Il presidente difende però il bilancio complessivo del suo mandato: “Non ritengo di aver fallito”, sottolineando come la Federazione sia “tra le più apprezzate in Europa”. Secondo Gravina, il problema è una percezione distorta: “Gli italiani attribuiscono alla Figc responsabilità che non ha”, tornando a definirsi “un capro espiatorio” in un sistema complesso.

Capitolo Nazionale: la scelta di Gennaro Gattuso viene rivendicata senza esitazioni. “Gattuso per me era l’uomo giusto. Era il migliore”, afferma, pur ammettendo l’assenza di risultati.

Sul caso Rocchi - “Perché siamo garantisti solo a corrente alternata? Dietro quel ruolo di designatore c’è un uomo, una vita, una famiglia.

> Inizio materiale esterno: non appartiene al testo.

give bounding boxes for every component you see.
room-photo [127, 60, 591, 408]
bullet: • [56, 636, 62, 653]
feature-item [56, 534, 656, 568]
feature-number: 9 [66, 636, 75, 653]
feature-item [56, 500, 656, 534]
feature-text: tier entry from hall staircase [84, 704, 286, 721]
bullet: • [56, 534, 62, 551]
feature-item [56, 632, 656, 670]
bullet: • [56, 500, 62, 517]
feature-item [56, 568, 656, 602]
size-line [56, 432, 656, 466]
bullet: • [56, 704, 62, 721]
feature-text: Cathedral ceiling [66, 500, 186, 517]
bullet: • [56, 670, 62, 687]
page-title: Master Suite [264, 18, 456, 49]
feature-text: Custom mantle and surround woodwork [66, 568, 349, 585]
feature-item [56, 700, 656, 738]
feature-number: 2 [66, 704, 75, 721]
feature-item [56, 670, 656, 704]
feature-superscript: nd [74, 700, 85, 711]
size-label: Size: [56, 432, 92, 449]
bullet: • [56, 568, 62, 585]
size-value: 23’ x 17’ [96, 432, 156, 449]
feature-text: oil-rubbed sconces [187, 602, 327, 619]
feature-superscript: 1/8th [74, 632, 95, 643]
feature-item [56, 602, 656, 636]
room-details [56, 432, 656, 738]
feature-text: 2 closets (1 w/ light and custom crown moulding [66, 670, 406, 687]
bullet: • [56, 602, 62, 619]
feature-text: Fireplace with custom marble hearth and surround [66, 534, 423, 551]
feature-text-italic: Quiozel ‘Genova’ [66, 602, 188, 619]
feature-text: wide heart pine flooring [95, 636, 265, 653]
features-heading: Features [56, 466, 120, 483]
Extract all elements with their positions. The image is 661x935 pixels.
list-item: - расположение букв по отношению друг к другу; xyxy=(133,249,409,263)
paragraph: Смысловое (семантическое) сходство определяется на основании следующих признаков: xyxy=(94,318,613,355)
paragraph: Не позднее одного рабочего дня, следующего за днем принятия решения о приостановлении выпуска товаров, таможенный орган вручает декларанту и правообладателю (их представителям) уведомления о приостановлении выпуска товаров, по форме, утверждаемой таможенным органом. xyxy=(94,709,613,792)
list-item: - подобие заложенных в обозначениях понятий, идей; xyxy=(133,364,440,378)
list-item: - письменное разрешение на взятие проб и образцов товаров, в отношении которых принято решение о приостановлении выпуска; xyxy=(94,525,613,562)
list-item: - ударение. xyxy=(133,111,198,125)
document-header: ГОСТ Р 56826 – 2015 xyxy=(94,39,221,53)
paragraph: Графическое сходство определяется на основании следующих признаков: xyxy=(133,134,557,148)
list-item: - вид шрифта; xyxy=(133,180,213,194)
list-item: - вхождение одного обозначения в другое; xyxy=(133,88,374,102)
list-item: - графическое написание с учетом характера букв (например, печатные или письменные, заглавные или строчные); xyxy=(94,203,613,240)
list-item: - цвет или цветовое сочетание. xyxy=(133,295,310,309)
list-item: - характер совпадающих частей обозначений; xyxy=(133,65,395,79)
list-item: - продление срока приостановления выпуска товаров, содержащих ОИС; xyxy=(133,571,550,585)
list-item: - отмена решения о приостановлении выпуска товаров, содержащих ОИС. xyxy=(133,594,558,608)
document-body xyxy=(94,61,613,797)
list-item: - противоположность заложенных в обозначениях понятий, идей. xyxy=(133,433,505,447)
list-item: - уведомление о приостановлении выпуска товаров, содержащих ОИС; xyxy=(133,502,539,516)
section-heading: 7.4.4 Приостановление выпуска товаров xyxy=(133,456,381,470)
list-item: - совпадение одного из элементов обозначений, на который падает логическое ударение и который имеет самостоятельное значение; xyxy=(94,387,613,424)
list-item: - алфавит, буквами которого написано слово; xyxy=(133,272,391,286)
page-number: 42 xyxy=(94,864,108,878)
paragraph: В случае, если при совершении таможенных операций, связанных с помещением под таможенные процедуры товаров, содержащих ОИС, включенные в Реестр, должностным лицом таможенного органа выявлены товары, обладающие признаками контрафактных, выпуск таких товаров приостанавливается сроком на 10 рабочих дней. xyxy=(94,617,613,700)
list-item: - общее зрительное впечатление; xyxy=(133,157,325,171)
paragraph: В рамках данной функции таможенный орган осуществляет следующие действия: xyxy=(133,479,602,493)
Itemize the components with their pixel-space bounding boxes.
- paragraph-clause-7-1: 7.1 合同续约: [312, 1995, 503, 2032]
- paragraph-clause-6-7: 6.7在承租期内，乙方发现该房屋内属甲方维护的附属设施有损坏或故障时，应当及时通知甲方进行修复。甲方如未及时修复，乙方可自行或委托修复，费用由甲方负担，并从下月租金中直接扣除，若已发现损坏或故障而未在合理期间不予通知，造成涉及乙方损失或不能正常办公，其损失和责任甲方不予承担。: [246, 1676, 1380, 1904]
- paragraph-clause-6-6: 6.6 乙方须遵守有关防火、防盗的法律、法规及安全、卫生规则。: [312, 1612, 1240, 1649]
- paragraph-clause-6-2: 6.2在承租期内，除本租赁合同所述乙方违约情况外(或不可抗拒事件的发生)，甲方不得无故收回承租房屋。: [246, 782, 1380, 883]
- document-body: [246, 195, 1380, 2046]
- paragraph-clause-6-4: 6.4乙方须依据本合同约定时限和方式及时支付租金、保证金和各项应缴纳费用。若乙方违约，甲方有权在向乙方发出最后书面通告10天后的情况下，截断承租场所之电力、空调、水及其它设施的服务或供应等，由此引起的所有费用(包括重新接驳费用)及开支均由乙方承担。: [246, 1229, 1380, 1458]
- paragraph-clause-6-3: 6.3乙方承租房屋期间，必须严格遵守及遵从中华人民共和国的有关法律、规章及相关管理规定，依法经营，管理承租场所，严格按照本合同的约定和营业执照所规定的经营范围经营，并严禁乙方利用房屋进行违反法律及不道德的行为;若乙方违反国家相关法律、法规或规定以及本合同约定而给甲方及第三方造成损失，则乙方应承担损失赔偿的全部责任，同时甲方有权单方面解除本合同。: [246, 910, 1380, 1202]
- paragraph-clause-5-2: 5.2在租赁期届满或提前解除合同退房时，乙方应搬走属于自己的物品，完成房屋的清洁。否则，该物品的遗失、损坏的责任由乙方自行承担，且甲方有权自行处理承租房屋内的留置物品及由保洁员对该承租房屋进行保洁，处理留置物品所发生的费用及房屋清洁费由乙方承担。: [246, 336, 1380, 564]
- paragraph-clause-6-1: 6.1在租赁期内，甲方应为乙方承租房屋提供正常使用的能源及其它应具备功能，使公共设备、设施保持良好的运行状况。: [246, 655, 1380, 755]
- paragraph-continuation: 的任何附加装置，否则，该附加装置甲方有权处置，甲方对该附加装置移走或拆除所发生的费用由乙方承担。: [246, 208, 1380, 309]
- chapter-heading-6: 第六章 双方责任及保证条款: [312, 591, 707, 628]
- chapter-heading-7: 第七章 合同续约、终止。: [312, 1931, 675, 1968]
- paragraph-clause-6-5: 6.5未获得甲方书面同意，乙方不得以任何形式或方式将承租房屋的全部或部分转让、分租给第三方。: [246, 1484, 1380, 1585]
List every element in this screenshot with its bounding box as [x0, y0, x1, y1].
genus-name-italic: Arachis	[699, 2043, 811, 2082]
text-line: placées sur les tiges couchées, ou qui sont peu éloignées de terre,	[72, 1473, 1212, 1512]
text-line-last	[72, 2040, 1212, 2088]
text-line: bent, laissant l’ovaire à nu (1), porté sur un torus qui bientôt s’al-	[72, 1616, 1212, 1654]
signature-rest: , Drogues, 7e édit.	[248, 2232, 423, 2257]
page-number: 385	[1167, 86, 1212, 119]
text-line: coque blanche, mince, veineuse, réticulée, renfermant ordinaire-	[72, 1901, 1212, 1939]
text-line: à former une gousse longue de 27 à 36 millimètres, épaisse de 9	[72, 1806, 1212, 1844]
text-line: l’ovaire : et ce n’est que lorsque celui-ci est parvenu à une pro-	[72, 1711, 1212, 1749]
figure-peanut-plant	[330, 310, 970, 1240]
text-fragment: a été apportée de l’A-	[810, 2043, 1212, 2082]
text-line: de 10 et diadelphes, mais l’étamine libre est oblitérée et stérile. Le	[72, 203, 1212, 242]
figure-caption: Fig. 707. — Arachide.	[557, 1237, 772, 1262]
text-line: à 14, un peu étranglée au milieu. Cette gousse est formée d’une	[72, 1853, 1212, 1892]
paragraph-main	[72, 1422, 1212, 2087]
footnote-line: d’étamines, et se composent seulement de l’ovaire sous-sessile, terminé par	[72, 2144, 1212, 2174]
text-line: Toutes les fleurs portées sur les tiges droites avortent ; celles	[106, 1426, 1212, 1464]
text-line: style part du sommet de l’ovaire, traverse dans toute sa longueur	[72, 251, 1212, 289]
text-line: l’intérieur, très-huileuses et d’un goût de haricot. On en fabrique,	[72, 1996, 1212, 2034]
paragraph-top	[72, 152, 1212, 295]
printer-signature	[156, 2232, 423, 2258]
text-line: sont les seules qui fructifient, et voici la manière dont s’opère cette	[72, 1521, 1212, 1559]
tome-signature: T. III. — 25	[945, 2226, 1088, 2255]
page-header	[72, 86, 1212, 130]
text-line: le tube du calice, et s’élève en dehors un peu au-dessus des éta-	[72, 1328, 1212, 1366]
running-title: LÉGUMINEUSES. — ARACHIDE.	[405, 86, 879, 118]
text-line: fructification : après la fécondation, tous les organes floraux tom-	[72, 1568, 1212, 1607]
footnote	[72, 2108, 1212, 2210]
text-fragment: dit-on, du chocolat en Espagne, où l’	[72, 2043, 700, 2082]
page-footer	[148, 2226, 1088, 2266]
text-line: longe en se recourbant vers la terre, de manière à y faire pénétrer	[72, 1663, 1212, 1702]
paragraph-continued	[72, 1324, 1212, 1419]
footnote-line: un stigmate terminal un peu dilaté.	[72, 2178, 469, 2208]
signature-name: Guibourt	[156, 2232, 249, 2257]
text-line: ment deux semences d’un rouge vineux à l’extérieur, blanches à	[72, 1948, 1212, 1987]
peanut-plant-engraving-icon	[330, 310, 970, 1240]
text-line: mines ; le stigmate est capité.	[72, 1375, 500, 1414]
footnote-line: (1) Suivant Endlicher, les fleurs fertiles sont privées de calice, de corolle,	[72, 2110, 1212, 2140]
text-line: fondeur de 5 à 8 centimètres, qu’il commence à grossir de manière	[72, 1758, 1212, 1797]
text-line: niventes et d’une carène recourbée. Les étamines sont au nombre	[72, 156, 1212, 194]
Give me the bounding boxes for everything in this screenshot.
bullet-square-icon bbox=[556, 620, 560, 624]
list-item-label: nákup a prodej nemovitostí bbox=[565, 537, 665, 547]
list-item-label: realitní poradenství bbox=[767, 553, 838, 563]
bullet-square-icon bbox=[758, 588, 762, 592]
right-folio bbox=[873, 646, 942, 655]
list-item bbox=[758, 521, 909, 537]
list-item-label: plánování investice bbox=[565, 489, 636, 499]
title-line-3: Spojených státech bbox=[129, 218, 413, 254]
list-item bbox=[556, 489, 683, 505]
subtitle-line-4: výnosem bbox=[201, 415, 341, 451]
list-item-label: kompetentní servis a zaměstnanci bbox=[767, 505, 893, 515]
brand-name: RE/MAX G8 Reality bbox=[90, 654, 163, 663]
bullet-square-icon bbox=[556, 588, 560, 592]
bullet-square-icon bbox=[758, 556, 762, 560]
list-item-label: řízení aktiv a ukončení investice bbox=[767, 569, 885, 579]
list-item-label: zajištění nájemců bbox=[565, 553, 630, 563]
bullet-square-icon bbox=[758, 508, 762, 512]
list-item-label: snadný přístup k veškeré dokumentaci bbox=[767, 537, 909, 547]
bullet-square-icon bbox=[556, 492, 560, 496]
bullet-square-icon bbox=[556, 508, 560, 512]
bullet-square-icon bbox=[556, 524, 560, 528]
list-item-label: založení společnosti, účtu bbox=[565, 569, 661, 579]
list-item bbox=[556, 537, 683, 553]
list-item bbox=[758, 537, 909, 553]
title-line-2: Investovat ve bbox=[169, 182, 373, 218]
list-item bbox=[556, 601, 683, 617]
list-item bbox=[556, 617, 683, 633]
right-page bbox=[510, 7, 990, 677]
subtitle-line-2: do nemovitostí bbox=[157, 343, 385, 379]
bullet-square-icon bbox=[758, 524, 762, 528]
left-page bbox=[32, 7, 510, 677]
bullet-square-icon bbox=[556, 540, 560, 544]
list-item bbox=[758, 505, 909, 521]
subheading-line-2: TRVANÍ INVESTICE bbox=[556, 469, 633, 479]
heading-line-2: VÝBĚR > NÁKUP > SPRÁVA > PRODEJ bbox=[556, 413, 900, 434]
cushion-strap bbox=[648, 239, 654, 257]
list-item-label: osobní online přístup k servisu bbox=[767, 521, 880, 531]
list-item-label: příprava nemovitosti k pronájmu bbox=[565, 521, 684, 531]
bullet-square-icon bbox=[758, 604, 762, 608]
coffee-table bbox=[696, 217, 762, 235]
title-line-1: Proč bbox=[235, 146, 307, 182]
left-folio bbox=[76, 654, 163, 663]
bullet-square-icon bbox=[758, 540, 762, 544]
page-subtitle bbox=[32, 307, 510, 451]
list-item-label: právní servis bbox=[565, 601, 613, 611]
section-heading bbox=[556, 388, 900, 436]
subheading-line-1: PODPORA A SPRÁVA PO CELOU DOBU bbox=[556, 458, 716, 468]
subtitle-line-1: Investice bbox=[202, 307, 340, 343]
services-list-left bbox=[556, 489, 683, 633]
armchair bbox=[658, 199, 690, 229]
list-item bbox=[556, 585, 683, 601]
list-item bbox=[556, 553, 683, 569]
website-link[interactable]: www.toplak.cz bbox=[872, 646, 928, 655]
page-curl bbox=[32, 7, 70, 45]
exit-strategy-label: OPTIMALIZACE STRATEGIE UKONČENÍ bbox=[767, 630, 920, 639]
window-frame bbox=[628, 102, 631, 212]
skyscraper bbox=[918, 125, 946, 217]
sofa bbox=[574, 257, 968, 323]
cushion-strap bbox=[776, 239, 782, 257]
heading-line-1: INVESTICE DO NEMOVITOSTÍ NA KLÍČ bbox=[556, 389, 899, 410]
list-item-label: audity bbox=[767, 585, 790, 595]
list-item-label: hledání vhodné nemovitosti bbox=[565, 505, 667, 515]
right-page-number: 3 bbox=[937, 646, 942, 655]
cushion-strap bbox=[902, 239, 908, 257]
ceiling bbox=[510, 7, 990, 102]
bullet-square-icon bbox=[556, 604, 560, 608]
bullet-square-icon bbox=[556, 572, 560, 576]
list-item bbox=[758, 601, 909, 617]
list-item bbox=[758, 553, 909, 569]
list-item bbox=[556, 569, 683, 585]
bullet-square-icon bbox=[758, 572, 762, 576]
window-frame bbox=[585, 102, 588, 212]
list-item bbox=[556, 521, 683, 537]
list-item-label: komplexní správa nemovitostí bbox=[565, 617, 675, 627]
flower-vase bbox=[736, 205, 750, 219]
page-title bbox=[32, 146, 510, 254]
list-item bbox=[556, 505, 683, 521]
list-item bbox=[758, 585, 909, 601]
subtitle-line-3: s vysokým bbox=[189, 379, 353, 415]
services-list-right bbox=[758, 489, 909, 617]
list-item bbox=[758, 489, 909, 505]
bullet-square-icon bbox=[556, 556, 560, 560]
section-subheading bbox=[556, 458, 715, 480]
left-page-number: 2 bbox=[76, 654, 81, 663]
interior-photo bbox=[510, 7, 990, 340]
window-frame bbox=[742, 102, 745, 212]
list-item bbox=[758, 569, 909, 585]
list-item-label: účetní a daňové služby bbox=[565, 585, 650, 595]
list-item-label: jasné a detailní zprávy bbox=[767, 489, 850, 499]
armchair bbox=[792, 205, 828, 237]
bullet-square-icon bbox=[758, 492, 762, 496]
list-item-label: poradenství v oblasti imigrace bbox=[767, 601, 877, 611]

Dovremmo essere garantisti, stiamo buttando fango senza sapere nulla”.

Sull’ipotesi di ripescaggio ai Mondiali, Gravina è netto: “Mi sembra un’idea fantasiosa e vergognosa”. E altrettanto duro è il giudizio sul possibile commissariamento della Figc, ritenuto “contrario all’autonomia dello sport”, con un chiaro riferimento alle dinamiche politiche, tra cui il ministro Andrea Abodi.

Non manca un affondo a Claudio Lotito, accusato implicitamente di conflitto d’interessi, né un passaggio sulla futura governance federale: “Malagò e Abete sono due ottimi dirigenti, ma ho preso l’impegno solenne di non tirare la volata a nessuno”.